For decades, the world has known the Muppets as one of the most popular children’s franchises in history, and the show has spawned a number of iconic characters, including Kermit the Frog and Miss Piggy. From television shows to movie musicals, the band of live-action puppets have been seen everywhere.
But, because it’s 2018, a group of Hollywood execs decided it was time to present a different side to the story. “The Happytime Murders” introduces a world inhabited by puppets and humans alike, but with a raunchy twist the likes of which those lovable on-screen puppets have never seen.
The movie follows a detective by the name of Philip Philips, a puppet desperate to find a breakthrough in the midst of a handful of unsolved puppet murders around the city. His partner is none other than the hilarious Melissa Mcarthy, and the two scour the city to solve the crimes.
Complete with a mess of crime and murder, sex, drugs and vulgar language, the movie will shock audiences in ways they had never imagined. A rather extravagant attempt to tell a new take on a live-action puppet movie, “The Happytime Murders” looks to blur the line of what actually goes down behind the scenes of a puppet set when the kids aren’t watching.
The film, which was created and directed by Brian Henson, the son of one of the creators of “The Muppets,” Jim Henson, is clearly heavily influenced by the children’s franchise. The movie has appeal in the sense that it’s a completely new take. I’m sure that this idea was messed around with for years, but nobody had the guts to do it, for obvious reasons.
The brand has been built for years to appeal to children, and as a result has cemented that reputation with its audience. By now immersing the puppets in adult themes though, the producers really risk upending their audience’s childhoods.
But a movie this brutal in content couldn’t possibly share the same universe as “The Muppets,” right?
It turns out, Henson knew that. Although “The Happytime Murders” shares a striking resemblance to “The Muppets” in every way, the director has said countless times that the two are unaffiliated. As hard to believe as that sounds, that’s their case and they’re sticking to it. In fact, representatives for “The Muppets” were outraged by “The Happytime Murders” and brought a lawsuit their way for brand defamation.
Rightfully so, you’d think at least. Most people have seen the Muppets at one time or another and recognize the character likenesses as friendly and clean. Fans might not take lightly to watching characters shockingly similar to their childhood idols partake in sex, drugs and murder on screen.

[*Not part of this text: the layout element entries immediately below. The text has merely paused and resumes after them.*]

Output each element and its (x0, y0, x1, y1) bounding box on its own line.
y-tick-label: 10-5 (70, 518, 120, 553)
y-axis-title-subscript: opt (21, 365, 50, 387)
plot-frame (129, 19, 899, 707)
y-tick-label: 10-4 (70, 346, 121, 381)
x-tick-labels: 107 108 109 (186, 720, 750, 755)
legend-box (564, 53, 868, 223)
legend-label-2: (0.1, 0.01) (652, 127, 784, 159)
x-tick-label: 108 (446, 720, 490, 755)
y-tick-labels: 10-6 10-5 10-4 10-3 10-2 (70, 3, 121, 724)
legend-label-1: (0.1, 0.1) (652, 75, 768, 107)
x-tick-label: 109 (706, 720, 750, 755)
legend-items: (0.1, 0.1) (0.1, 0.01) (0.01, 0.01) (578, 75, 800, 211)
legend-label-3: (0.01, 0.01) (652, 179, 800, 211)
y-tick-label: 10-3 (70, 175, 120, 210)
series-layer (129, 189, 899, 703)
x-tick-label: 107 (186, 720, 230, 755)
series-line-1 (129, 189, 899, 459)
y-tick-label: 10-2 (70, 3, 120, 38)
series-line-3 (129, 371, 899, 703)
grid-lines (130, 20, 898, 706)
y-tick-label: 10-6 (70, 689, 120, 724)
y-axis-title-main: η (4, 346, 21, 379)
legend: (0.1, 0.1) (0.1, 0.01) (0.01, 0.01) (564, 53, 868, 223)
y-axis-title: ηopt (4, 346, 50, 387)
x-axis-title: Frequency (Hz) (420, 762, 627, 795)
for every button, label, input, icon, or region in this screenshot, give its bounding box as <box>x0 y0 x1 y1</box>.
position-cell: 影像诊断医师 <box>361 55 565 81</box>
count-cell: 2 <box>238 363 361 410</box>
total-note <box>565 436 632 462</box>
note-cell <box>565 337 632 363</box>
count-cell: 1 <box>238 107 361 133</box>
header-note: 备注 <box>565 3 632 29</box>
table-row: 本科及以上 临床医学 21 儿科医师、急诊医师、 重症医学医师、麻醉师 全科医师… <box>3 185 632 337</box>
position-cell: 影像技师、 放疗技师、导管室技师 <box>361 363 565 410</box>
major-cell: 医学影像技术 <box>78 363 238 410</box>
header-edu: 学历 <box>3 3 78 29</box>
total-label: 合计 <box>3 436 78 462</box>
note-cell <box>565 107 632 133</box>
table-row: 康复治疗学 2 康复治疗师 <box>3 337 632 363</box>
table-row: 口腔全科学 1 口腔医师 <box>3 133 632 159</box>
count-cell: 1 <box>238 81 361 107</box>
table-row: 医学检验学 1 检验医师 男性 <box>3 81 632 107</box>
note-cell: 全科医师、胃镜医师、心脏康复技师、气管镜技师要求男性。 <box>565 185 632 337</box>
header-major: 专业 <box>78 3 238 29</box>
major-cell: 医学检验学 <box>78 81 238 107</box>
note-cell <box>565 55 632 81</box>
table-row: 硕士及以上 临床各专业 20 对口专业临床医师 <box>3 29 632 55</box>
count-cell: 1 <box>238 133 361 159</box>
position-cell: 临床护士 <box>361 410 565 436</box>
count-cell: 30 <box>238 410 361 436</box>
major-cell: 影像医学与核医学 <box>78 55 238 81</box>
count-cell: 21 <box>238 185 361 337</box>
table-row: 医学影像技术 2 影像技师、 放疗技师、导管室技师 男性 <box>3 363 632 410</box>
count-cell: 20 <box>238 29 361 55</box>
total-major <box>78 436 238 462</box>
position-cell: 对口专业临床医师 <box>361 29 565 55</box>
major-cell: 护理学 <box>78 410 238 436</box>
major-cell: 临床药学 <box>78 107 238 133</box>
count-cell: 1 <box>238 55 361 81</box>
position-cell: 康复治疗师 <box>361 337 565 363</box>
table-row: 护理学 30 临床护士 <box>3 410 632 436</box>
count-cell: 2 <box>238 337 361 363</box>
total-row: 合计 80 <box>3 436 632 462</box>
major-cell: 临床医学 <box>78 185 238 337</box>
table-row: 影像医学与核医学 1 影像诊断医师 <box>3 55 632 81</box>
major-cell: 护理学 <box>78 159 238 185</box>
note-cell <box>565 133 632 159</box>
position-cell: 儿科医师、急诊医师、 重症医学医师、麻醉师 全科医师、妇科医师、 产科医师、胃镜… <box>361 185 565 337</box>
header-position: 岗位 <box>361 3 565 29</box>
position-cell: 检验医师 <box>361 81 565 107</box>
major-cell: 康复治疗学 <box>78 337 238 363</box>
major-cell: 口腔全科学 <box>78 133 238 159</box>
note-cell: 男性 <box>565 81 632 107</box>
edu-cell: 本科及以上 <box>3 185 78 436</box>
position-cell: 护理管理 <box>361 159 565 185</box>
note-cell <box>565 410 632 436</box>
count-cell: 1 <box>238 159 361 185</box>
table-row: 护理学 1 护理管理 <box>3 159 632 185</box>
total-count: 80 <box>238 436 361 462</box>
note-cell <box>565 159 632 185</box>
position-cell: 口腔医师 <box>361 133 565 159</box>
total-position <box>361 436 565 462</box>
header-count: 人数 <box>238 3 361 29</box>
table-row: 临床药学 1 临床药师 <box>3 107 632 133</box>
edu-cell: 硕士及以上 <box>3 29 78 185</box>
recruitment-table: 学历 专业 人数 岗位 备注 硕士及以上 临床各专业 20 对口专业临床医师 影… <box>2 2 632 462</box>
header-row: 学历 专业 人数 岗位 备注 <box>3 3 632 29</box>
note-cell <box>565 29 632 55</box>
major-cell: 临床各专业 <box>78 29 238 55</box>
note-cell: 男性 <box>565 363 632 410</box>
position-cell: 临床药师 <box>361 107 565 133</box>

Unfortunately for the Muppets, “The Happytime Murders” won the lawsuit on the grounds it attempted to avoid affiliation in marketing and does not reflect the world of the Muppets. By avoiding specific character references and all in-movie notions that could be linked to the Muppets or “Sesame Street,” “The Happytime Murders” prevailed.
This came as a rather interesting conclusion, considering that “The Happytime Murders” clearly made an effort to remind viewers of a circumstance involving Muppets. One of the trailers for the movie even features a tag line that seemingly defames the Muppets, claiming that the movie is “no sesame, all street.” The marketing team really must’ve done their research, cause it seems as though they got away with this one with the skin of their teeth.

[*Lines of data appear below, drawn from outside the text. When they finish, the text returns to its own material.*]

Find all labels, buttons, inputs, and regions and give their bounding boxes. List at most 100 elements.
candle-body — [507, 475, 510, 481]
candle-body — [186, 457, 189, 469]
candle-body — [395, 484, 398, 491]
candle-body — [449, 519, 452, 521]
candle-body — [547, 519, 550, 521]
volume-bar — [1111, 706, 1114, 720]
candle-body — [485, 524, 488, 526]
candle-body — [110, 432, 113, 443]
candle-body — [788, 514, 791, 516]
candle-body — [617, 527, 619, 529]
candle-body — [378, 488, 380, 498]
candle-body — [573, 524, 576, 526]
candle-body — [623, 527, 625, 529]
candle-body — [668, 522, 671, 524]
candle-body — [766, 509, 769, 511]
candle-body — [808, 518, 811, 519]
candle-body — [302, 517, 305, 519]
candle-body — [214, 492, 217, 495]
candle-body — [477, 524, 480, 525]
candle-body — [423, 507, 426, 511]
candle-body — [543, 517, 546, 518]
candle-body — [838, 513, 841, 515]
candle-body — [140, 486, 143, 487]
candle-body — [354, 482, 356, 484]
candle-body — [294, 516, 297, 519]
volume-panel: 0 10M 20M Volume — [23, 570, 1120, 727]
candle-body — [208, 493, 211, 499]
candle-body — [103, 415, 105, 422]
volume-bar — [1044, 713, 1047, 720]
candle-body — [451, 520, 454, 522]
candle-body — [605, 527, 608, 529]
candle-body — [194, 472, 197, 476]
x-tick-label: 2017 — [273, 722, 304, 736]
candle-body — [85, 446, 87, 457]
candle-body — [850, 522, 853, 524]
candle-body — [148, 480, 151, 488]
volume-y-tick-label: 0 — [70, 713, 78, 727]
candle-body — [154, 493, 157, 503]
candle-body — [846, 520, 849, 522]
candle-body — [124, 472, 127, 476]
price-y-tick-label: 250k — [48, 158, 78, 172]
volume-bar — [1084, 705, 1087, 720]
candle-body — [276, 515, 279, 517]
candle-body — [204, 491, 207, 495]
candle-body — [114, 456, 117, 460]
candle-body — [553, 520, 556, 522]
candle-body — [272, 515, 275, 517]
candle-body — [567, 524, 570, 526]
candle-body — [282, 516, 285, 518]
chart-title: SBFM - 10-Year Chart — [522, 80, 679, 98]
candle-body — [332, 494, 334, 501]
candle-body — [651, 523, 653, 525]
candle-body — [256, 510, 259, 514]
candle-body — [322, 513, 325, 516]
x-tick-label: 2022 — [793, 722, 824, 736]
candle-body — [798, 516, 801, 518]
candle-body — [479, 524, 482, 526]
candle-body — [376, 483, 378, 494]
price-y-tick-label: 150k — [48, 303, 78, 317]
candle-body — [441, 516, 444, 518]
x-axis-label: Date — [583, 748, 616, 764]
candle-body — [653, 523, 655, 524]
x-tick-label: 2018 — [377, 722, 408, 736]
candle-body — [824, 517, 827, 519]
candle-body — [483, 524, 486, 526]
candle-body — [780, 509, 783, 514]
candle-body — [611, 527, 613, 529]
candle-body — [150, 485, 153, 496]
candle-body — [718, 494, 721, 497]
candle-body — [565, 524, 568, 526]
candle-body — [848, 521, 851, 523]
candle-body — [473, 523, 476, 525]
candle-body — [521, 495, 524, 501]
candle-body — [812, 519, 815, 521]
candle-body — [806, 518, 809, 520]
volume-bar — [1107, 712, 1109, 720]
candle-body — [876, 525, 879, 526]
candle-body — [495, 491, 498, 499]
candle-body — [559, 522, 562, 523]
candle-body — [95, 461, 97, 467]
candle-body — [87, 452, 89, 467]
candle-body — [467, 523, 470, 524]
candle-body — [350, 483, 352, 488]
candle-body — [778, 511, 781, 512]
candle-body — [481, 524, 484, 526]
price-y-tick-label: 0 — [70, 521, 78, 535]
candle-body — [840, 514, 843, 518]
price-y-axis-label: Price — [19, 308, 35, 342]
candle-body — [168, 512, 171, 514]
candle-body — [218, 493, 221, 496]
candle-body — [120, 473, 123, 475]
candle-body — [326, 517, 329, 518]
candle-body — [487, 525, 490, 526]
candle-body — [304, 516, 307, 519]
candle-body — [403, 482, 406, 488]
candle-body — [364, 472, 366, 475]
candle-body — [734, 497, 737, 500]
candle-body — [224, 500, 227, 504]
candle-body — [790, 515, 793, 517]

It’s clear that one of the goals of the movie is to generate shock for their audience. Just another movie about some puppets isn’t anything new, but if you take that same likeness so many people are familiar with and flop it on its head, the results can surprise people.
Adding a comedic cast with some well-known names can even sweeten the deal. Now we have “The Happytime Murders” out in theaters, ready to ruin everyone’s childhood. It’s something that nobody knew could ever exist and, of all times, it was created in the socially progressive year or 2018.
This is probably why the movie tanked at the box office in its opening weekend. Its appeal is to raunchy comedy fans, but, in a lot of ways, misses its mark by being extremely over-the-top. In all, it does a good job at casting a bad light on a children’s franchise that’s been loved for so many years.
Many may think the movie has comedic value, but it’s safe to say that most people might want to pass on spending a few bucks to ruin their childhood.